Our efficient MultiPMD protocol allows, for the first time, a systematic study of HG base-pairing proclivity in diverse DNA chains. We investigate the rotation of the A16-T9 base pair in seven sequences, based on the previously studied A6-DNA [5, 23, 25]. The seven sequences are variations of the direct neighbor of the rolling A16 in the 3’ and the 5’ direction of DNA (see Fig A in S1 Text). For all sequences, we study the inside and outside pathways, i.e. without and with base flipping, as depicted in Fig 1. We only consider the outside pathway with flipping toward the major groove, because our previous TPS study showed spontaneous opening only in that direction [25]. However, opening toward the minor groove could be included in a future study by adding a third path and set of attractors. We obtain WCF-to-HG free-energy profiles for the inside and the outside pathway of each of the seven sequences (see Fig B in S1 Text). Our profiles are validated by: 1) the previous result for the CAA sequence reported in [39]; 2) the consistent WCF-to-HG free-energy difference between our inside and outside calculations; and 3) the relatively favored HG base pairing for the TAA sequence, which agrees with experimental evidence about the effect of A⋅T steps [21]. We run ∼ 7 ns with twelve walkers to calculate each free-energy profile; placing our total runtime to obtain the inside and outside profiles of one sequence at ∼ 168 ns.

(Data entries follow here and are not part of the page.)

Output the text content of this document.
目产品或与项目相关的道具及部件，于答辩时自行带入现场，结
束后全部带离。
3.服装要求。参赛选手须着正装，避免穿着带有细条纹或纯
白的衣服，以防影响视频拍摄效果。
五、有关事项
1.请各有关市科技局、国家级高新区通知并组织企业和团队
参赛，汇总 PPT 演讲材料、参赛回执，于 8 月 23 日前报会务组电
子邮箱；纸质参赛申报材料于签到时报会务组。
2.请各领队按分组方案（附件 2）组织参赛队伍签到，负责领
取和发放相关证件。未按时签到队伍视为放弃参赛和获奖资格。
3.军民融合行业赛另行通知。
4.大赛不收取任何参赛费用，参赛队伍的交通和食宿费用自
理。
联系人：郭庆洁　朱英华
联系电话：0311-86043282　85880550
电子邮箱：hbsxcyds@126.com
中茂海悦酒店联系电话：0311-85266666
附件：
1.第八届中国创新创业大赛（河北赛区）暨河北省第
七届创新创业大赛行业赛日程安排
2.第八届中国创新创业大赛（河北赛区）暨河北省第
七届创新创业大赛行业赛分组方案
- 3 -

This requirement is well below the μs-long runs required for calculating previous free-energy surfaces [16, 19]. Our 1D free-energy profiles along the path progress, s, could be compared with 2D free-energy surfaces by a posteriori optimizing a string on the (χ′, θ) plane, as described in [41]. To this end, we have made a postprocessing tool for standard metadynamics free-energy surfaces available at:

From our free-energy calculations, we observe that all sequences have a preferred outside pathway, in which the A16 rotates with its 6-ring pointing in the 3’ direction (see Fig 2). This dominant outside pathway agrees with our previous results using TPS [25], as well as with published reports using Markov state models [20]. Our result is likely to settle the debate arising for previous simulations that showed favored inside pathways, but either with no explicit solvent [5], or with a modified force field and restrained neighboring bases upon initialization [16].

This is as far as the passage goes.